ほっともっとを公取に申告 「値引き強制は独禁法違反」 北海道FC店オーナー
2020年02月06日
弁当店チェーン「ほっともっと」を全国展開するプレナス(本社・福岡市)による商品の値引き強制などは独占禁止法違反(優越的地位の乱用)に当たるとして、北海道苫小牧市のフランチャイズ店オーナーが5日、公正取引委員会に申告した。「今のままでは搾取される存在。業務の改善を求めて頑張りたい」と訴えた。
◇広告費も「過剰な負担強制」と返還求め提訴
公取委に申告したのは「ほっともっと苫小牧末広店」を経営する佐瀬幸恵さん(58)。佐瀬さんはこの日、プレナスから過剰な負担を強いられたという広告費163万円の返還も求め、札幌地裁苫小牧支部に提訴した。
申告書によると、佐瀬さんはプレナスの指示で不定期に行う販売促進キャンペーンの値引き分として、2012年10月~19年12月に約610万円を負担させられた。佐瀬さんは利益がないとして19年8月、同社に値引きの中止を求めたが、契約解除や損害賠償請求を予告され、継続を強いられたとしている。

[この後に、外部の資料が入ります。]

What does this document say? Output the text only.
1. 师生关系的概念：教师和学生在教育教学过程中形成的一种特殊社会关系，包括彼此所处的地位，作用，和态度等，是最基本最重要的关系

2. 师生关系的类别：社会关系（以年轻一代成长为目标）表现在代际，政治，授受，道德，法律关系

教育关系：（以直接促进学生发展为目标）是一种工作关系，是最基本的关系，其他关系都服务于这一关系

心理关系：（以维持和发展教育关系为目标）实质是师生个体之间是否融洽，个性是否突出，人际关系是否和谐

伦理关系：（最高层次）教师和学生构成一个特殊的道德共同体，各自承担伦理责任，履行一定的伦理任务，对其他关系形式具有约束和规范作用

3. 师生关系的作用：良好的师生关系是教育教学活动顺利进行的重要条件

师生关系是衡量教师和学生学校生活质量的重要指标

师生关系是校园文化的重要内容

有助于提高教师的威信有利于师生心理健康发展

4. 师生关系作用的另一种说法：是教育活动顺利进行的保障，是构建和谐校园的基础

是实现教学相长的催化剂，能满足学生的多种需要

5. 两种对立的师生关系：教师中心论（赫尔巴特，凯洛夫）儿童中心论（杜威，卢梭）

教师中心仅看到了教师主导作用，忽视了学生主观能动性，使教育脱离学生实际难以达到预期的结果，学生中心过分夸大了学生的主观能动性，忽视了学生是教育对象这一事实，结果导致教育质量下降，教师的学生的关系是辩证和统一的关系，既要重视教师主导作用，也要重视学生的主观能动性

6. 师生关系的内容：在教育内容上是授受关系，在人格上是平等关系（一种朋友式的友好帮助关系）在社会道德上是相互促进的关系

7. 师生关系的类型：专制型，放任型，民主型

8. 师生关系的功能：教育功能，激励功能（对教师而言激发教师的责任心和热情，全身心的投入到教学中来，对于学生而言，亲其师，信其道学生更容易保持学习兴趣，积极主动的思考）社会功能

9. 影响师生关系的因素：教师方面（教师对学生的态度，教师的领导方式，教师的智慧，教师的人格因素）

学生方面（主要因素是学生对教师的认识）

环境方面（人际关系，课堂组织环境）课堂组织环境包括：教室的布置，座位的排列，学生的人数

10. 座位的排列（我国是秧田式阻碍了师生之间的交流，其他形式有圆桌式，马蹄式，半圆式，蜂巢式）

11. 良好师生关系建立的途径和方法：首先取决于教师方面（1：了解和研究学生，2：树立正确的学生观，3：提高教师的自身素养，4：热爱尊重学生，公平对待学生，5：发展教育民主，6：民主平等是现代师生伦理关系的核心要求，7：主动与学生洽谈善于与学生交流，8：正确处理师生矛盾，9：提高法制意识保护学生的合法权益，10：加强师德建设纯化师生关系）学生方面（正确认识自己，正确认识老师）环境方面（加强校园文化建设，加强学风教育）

また広告費でも、契約上は販売促進費として月額7万5000円を負担することになっていたが、12年10月~19年12月に折り込みチラシ代など計約163万円を過剰に負担させられたと主張した。
プレナスは取材に「申告書、訴状のいずれも内容を確認しておらず、コメントは差し控える」とした。【山下智恵】
◇決算上は利益、売り上げ上昇なのに「なぜ手元に残らないのか」
フランチャイズ(FC)事業を巡っては、セブン―イレブン・ジャパン本部がおでんなどを店舗に無断で発注したとして、店舗のオーナーが2019年9月、一斉に申告するなど運営のあり方に注目が集まっている。佐瀬さんは「他にも同じ思いの人がいるはずだ」と申告に踏み切った。
佐瀬さんは12年10月、プレナスとFC契約を結び、従業員からオーナーになった。売り上げから同社に支払う加盟料や店の運転資金などを差し引くと、手元に残るのは年間約170万円。「決算上は利益があり、売り上げも上がっている。なぜ手元に残らないのか」と調査を始め、キャンペーン値引きや契約にないチラシ代の負担に気がついた。
札幌市内で5日、同店の店員、清野繁広さん(62)らが記者会見を行った。仕事で欠席した佐瀬さんは「この苦境を乗り越え、再び仲間と楽しい弁当作りに専念できる日が来ることを夢見ている」とのコメントを出した。
同社は「ほっともっと」や定食チェーン「やよい軒」を全国で約3000店舗を展開している。佐瀬さんの代理人、小野寺信勝弁護士は「フランチャイズ店と本社は対等な関係であり、値引きなどの経営判断ができるのは当然。同様に苦しむ事業主がいると思うので、公取委の判断の影響は大きい」と述べた。